Since the final year project is for a year, I kept putting it off for handling my more urgent school projects.

Is the above sentence grammatical?

I am talking about final year project during the time of my university.

I use is, since the final year project is still for a year now at 2015. I use kept, since it is an event in the past.

From comment: For my context, I am talking about the final year project during my undergraduate time (it is like 10 years [ago]). The final project is a project that lasts for 1 year (two semesters), e.g., 1 Aug 2010 - 1 Aug 2011. Therefore "the final year project is for a year" I am talking about a fact in the university that I have attended before. In such context, does it still look unnatural or ambiguous?

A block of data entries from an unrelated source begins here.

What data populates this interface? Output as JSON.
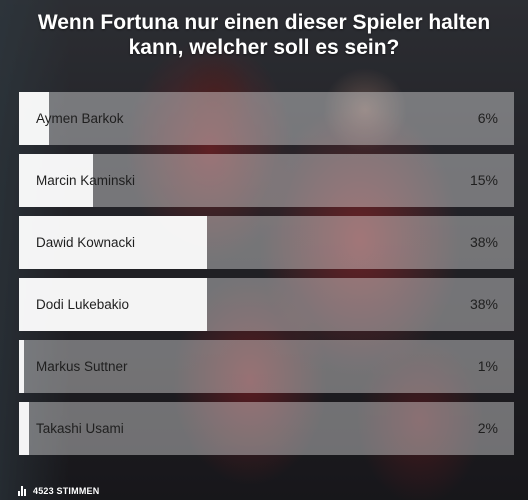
{
  "poll": {
    "question": "Wenn Fortuna nur einen dieser Spieler halten kann, welcher soll es sein?",
    "options": [
      {
        "name": "Aymen Barkok",
        "percent_label": "6%",
        "percent": 6
      },
      {
        "name": "Marcin Kaminski",
        "percent_label": "15%",
        "percent": 15
      },
      {
        "name": "Dawid Kownacki",
        "percent_label": "38%",
        "percent": 38
      },
      {
        "name": "Dodi Lukebakio",
        "percent_label": "38%",
        "percent": 38
      },
      {
        "name": "Markus Suttner",
        "percent_label": "1%",
        "percent": 1
      },
      {
        "name": "Takashi Usami",
        "percent_label": "2%",
        "percent": 2
      }
    ],
    "leading_option_index": 2,
    "votes_label": "4523 STIMMEN",
    "votes_icon": "bar-chart-icon"
  }
}
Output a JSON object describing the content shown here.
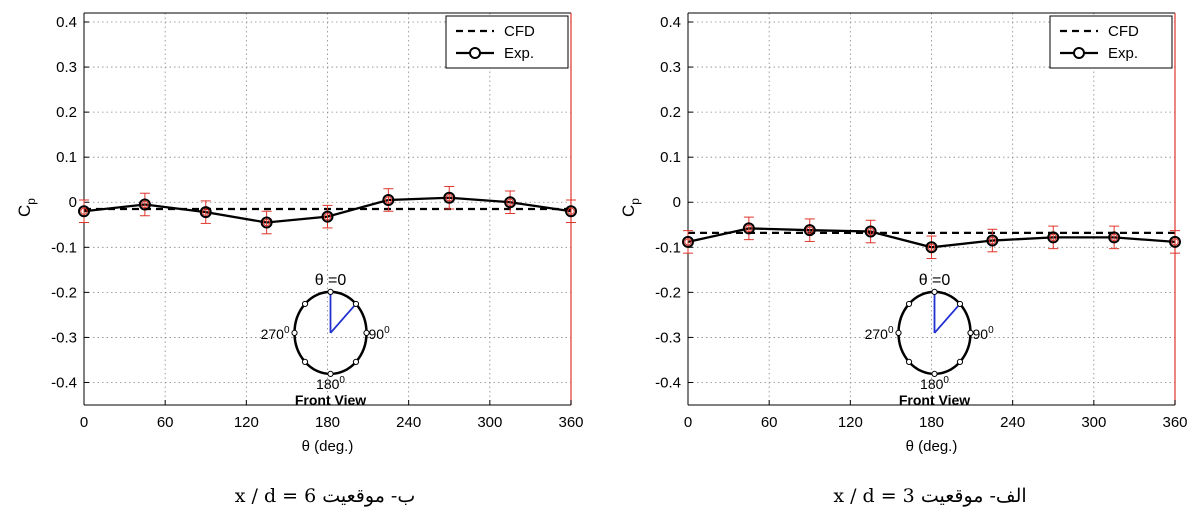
{
  "chart_data": [
    {
      "type": "line",
      "ylabel_main": "C",
      "ylabel_sub": "p",
      "xlabel": "θ (deg.)",
      "xlim": [
        0,
        360
      ],
      "ylim": [
        -0.45,
        0.42
      ],
      "xticks": [
        0,
        60,
        120,
        180,
        240,
        300,
        360
      ],
      "yticks": [
        -0.4,
        -0.3,
        -0.2,
        -0.1,
        0,
        0.1,
        0.2,
        0.3,
        0.4
      ],
      "ytick_labels": [
        "-0.4",
        "-0.3",
        "-0.2",
        "-0.1",
        "0",
        "0.1",
        "0.2",
        "0.3",
        "0.4"
      ],
      "xtick_labels": [
        "0",
        "60",
        "120",
        "180",
        "240",
        "300",
        "360"
      ],
      "grid": true,
      "legend": {
        "position": "top-right",
        "entries": [
          "CFD",
          "Exp."
        ]
      },
      "series": [
        {
          "name": "CFD",
          "style": "dashed",
          "x": [
            0,
            360
          ],
          "y": [
            -0.015,
            -0.015
          ]
        },
        {
          "name": "Exp.",
          "style": "solid-circle",
          "x": [
            0,
            45,
            90,
            135,
            180,
            225,
            270,
            315,
            360
          ],
          "y": [
            -0.02,
            -0.005,
            -0.022,
            -0.045,
            -0.032,
            0.005,
            0.01,
            0.0,
            -0.02
          ],
          "error": 0.025
        }
      ],
      "inset": {
        "top_label": "θ =0",
        "left_label": "270",
        "right_label": "90",
        "bottom_label": "180",
        "degree_mark": "0",
        "caption": "Front View"
      },
      "caption_text": "x / d = 6  ب- موقعیت"
    },
    {
      "type": "line",
      "ylabel_main": "C",
      "ylabel_sub": "p",
      "xlabel": "θ (deg.)",
      "xlim": [
        0,
        360
      ],
      "ylim": [
        -0.45,
        0.42
      ],
      "xticks": [
        0,
        60,
        120,
        180,
        240,
        300,
        360
      ],
      "yticks": [
        -0.4,
        -0.3,
        -0.2,
        -0.1,
        0,
        0.1,
        0.2,
        0.3,
        0.4
      ],
      "ytick_labels": [
        "-0.4",
        "-0.3",
        "-0.2",
        "-0.1",
        "0",
        "0.1",
        "0.2",
        "0.3",
        "0.4"
      ],
      "xtick_labels": [
        "0",
        "60",
        "120",
        "180",
        "240",
        "300",
        "360"
      ],
      "grid": true,
      "legend": {
        "position": "top-right",
        "entries": [
          "CFD",
          "Exp."
        ]
      },
      "series": [
        {
          "name": "CFD",
          "style": "dashed",
          "x": [
            0,
            360
          ],
          "y": [
            -0.068,
            -0.068
          ]
        },
        {
          "name": "Exp.",
          "style": "solid-circle",
          "x": [
            0,
            45,
            90,
            135,
            180,
            225,
            270,
            315,
            360
          ],
          "y": [
            -0.088,
            -0.058,
            -0.062,
            -0.065,
            -0.1,
            -0.085,
            -0.078,
            -0.078,
            -0.088
          ],
          "error": 0.025
        }
      ],
      "inset": {
        "top_label": "θ =0",
        "left_label": "270",
        "right_label": "90",
        "bottom_label": "180",
        "degree_mark": "0",
        "caption": "Front View"
      },
      "caption_text": "x / d = 3  الف- موقعیت"
    }
  ]
}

  • It is still unclear as to what you are exactly trying to say. Could you write more than one sentence? That would probably help to decide whether the tenses are grammatical. In general, one sentence is rarely enough context to talk about meaning and grammaticality without guessing at what you are trying to say.
    – user6951
    Apr 26 '15 at 1:41
  • @pazzo Thanks for the comments, I hope things are getting clear now.
    – william007
    Apr 26 '15 at 5:24

I think you are saying that the project, when it began, was scheduled to last one year, and some of that year still remains. However, the fact that SOME of the year remains is not a good reason to use "is" (present tense).

The project was for a year ONLY at the moment it began. By the second day, it was no longer for a year - there were then 364 days left. Thus, it is better to use past tense.

"Since the project WAS for a year, I kept putting it off."

Or, more naturally,

"Since it WAS a year-long project, I kept putting it off."